The ideal candidate's answers

Alexey posted a few questions he asks when interviewing candidates for a Ruby on Rails job. And here are my answers. Don’t take them for granted.

security problems in Database, Application, Internet, and User

First of all there’s one thing missing: The Developer. I don’t trust other people’s code and I don’t trust my own code. Paranoia ftw.

Database: Make sure that the few users who access you db directly only have a minimum of necessary access rights. Hide sensitive data like passwords by either encrypting them really strong (sha1 and a random, unique seed for every user stored in your database is today’s standard, md5 isn’t) or create views to show them even less data. You can still give them more rights but if they have too many rights, deleting rows or tables, and screw your data, happen’s fast, then there’s no way back.

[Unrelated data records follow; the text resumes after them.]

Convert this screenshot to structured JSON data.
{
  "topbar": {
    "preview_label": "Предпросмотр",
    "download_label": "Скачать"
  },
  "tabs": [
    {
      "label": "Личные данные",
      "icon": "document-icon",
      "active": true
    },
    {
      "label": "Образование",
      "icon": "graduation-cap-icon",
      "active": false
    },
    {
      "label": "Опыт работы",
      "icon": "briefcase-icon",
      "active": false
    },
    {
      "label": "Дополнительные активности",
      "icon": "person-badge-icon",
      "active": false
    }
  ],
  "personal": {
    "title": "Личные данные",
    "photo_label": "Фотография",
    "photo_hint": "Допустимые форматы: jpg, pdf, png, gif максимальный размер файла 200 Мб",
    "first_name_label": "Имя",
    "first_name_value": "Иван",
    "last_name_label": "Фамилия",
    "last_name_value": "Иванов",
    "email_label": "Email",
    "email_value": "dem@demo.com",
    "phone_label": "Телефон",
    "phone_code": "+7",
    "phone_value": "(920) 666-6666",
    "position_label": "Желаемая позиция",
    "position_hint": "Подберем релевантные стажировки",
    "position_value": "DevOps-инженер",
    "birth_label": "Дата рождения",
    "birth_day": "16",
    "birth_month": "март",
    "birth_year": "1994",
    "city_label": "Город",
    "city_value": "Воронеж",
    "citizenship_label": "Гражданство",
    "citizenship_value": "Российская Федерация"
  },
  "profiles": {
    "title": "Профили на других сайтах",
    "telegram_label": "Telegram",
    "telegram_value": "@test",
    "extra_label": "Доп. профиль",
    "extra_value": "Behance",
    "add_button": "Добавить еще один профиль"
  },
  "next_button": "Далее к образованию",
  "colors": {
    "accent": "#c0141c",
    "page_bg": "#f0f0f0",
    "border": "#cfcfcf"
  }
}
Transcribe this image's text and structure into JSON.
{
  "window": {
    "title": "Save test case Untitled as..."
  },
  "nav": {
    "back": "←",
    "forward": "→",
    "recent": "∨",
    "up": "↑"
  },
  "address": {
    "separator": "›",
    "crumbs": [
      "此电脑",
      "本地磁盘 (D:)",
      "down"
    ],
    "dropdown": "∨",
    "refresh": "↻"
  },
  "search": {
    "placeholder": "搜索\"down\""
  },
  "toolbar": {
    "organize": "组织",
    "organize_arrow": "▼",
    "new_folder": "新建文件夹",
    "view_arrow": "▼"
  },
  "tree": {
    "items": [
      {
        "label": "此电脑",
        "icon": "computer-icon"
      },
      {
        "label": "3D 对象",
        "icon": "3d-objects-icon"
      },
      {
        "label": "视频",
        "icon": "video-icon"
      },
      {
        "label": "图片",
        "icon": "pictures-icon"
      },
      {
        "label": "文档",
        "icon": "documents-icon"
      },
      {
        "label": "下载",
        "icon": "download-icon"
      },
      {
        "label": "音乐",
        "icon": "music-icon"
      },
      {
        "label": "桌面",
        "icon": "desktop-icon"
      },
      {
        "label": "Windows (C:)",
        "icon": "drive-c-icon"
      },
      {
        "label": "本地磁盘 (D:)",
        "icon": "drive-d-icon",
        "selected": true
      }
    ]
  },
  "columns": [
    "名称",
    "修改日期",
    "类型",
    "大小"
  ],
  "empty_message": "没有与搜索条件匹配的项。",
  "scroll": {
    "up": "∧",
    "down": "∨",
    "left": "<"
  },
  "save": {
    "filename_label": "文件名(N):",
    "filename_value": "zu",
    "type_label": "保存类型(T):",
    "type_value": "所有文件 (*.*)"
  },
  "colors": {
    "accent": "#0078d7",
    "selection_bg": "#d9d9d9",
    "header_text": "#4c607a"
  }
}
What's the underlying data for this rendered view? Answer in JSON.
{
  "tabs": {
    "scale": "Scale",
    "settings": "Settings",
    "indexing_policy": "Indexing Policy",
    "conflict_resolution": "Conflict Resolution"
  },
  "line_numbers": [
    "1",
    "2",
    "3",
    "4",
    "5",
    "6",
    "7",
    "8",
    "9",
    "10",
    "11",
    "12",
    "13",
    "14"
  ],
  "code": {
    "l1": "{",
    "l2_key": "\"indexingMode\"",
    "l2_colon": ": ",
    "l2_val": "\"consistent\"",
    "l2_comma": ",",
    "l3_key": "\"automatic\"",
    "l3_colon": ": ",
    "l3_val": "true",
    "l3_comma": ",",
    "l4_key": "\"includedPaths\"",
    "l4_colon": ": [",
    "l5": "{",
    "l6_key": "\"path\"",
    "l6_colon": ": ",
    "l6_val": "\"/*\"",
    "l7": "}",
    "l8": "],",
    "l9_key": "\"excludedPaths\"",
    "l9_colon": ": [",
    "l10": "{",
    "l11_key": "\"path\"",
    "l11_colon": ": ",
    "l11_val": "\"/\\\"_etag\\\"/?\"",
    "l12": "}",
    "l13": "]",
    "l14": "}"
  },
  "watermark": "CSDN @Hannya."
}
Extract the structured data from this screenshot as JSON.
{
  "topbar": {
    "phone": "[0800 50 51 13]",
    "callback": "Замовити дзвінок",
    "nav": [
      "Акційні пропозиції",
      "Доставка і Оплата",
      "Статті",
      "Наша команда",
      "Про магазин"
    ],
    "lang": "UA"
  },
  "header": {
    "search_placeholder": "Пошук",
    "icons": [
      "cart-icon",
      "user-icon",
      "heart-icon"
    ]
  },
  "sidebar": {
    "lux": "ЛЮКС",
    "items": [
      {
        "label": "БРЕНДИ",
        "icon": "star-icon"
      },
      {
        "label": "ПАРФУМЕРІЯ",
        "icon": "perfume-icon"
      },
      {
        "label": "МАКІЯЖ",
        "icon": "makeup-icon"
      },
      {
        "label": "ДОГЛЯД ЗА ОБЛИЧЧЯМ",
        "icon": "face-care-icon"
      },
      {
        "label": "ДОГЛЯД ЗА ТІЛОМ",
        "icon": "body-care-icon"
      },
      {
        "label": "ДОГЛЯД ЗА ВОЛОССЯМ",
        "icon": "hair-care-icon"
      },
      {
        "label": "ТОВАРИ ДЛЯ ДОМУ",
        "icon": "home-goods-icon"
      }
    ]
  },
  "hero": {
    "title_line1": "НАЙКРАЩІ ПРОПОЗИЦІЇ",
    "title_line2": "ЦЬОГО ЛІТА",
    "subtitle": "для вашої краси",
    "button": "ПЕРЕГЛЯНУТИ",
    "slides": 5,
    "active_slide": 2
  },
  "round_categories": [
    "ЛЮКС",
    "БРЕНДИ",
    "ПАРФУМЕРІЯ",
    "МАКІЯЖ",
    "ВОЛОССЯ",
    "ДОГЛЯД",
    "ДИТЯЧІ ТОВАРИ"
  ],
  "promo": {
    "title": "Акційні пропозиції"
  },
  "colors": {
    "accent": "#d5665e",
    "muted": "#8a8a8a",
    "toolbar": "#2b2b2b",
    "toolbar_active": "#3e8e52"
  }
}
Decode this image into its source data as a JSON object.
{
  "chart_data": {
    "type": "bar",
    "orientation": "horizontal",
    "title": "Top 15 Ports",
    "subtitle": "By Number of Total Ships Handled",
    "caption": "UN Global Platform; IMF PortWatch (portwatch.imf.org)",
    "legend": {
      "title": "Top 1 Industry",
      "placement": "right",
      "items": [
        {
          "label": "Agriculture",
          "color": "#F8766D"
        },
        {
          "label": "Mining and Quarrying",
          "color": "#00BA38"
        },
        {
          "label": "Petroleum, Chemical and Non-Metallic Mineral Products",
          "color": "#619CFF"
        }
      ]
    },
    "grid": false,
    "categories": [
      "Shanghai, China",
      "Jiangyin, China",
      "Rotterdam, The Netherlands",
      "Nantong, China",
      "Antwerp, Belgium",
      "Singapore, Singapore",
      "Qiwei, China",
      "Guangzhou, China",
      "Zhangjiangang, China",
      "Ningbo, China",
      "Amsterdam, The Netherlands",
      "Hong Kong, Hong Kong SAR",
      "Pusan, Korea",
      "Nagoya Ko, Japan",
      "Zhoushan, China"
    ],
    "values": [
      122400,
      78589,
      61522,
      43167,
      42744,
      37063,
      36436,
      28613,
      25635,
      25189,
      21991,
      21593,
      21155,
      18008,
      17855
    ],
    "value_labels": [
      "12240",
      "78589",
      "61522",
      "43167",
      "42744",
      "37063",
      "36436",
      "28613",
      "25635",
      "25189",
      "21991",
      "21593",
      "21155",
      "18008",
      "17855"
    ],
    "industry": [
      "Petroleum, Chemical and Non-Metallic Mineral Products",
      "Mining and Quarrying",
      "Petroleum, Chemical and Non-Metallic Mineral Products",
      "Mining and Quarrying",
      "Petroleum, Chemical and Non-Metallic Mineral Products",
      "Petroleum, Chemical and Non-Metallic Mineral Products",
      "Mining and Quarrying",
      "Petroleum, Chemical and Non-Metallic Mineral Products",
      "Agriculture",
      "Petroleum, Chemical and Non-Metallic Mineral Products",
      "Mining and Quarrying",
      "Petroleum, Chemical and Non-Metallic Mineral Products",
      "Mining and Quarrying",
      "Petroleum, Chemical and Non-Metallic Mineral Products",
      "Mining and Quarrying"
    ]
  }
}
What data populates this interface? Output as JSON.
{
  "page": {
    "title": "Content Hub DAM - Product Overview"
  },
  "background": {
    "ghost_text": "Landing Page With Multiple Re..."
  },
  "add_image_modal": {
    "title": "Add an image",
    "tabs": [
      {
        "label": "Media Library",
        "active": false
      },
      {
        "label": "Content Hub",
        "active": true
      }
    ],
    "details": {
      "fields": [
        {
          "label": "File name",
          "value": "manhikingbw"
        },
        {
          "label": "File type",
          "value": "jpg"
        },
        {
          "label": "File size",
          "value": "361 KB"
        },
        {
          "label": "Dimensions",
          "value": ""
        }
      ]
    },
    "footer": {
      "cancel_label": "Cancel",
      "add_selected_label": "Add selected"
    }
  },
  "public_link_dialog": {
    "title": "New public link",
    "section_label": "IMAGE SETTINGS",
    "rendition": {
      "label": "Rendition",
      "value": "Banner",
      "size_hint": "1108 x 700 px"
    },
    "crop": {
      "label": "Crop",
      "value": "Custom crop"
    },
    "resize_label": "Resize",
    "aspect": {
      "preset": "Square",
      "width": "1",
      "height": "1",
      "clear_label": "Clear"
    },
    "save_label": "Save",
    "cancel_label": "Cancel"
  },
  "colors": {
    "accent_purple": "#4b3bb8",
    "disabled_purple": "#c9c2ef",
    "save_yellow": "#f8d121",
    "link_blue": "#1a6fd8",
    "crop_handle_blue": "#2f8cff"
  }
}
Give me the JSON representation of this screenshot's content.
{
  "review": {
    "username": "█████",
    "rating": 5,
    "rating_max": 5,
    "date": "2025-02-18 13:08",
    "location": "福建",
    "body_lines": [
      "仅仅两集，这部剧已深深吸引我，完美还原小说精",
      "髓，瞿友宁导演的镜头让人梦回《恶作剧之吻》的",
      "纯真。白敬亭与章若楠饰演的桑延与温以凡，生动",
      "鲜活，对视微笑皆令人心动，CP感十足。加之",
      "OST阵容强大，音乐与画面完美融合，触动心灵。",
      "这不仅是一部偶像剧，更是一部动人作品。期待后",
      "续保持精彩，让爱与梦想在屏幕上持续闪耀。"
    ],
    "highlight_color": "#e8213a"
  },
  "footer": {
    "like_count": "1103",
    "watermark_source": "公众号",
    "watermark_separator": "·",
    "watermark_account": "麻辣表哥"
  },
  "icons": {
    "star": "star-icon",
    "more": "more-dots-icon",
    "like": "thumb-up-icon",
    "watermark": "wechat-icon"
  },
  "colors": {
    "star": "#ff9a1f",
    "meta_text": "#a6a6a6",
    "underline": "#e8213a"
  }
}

Application: The most insecure piece. Make sure your application handles any kind of bad or missing data coming from the user in a safe manner. SQL injections are only one danger, being to lax with your data is the bigger one. Read into ActiveRecord’s attr_protected (or attr_accessible if you’re conservative). If your app features user roles write all your tests to run with all possible roles.

Internet: Uh? That’s a security issue? Well, maybe the van outside your house reads your network traffic, who knows. But there are more dangers like Cross-site request forgery and Cross-site scripting. Rails has a few security measures that often cause problems for noobs when they send custom AJAX Post request. It’s ridicolous that some noobs really want to deactivate Rails’ security filters.

User: If there’s something I trust less than my own code than it’s the User. They lie to you by sending bad data. They fall for all kinds of stupid tricks like phishing. They are stupid and want better help text. They are lazy and want a signup form right under your review/comment/whatever form. So, don’t have users in your webapp. They are so 1.0. Webapps for machines, that’s the future.

one time migration for a large database

The most important thing for such a task: Make Best Friends Forever with your db-admin.

Mephisto has a plugin for migrating data from all kinds of blog softwares, but if you have a lot less things to do a single migration script should do. A big help are db views, get the column names right and it’s getting fun. ActiveRecord can connect to more than one database. Don’t too many things at once.

About iterating over all records, a find :all will hit memory limits, so do only a few 1000s with every cycle. About find_by_sql, I can’t remember the last time I used it. The returned objects are readonly and you save all the expensive things that ActiveRecord would do in a find. If you can’t or don’t want to use db views and if you don’t update the objects, then it’s find_by_sql.

About update_attribute, saves, connection.execute etc, the less UPDATE and INSERT your db is tortured with the better. connection.execute is THE thing if you can do your migration solely on the db level.

uploads and slow storages

Uploads are to be processed and distributed by a background process.

random selects from MySQL

Is :order => "RAND()" not good enough for you? (Update: Right your are) But I think a more important thing is to use :select so you only read what you really need. Saves db load if you have fat models.

download counter

Can’t we have this handled by say Google Analytics Events? If not then ActiveRecord::Base.update_counters is what you want. It’s doing an UPDATE only, no SELECT necessary.

Users with no documents

This is a big system, no? So we were smart enough to have a doc_count in the User model? Great. Problem solved.

Caching

General caching: Caching mean less traffic, a faster page delivery and less db request. There are many techniques: memcache, db slaves, proxy balancers with data centers in overseas. For every problem you need a special solution and the problem solvers are usually well-paid consultants. But before you waste money, check your logs and find what can be optimized. Your app’s most likely doing things that it doesn’t have to. As I said, I don’t trust even my own code.

Fragment caching, Action caching, Page caching, ActiveRecord also caches sql queries. Since 2.2 (or 2.1?) you can have your own cache storage. I once wrote one that lies in between for ttl stamps and it was soo much more flexible than the old solutions that only worked for fragment caching. Fragment caching is great for small widgets that occur on many pages in you app, action caching is most times the best if you relay on user authentication but you can have that with page caching too if you use some JS like it’s done in adva_cms. Page caching is number one choice for static pages that don’t show data about the current_user. And sql caching is done automagically, but make sure it really works. Always watch your dev log.

HTTP offers the Etags. On a second request the browser sends the time he has requested the document last and if the doc hasn’t changed yet the server returns a 304 not modified. Use YSlow! to see if it works.

The trick about caching is not to expire it at one time but over a time. If you keep a cached fragment for five minutes you are fine. That’s random. If you expire it every full hour you are screwed. Distribute your problem on the time axis.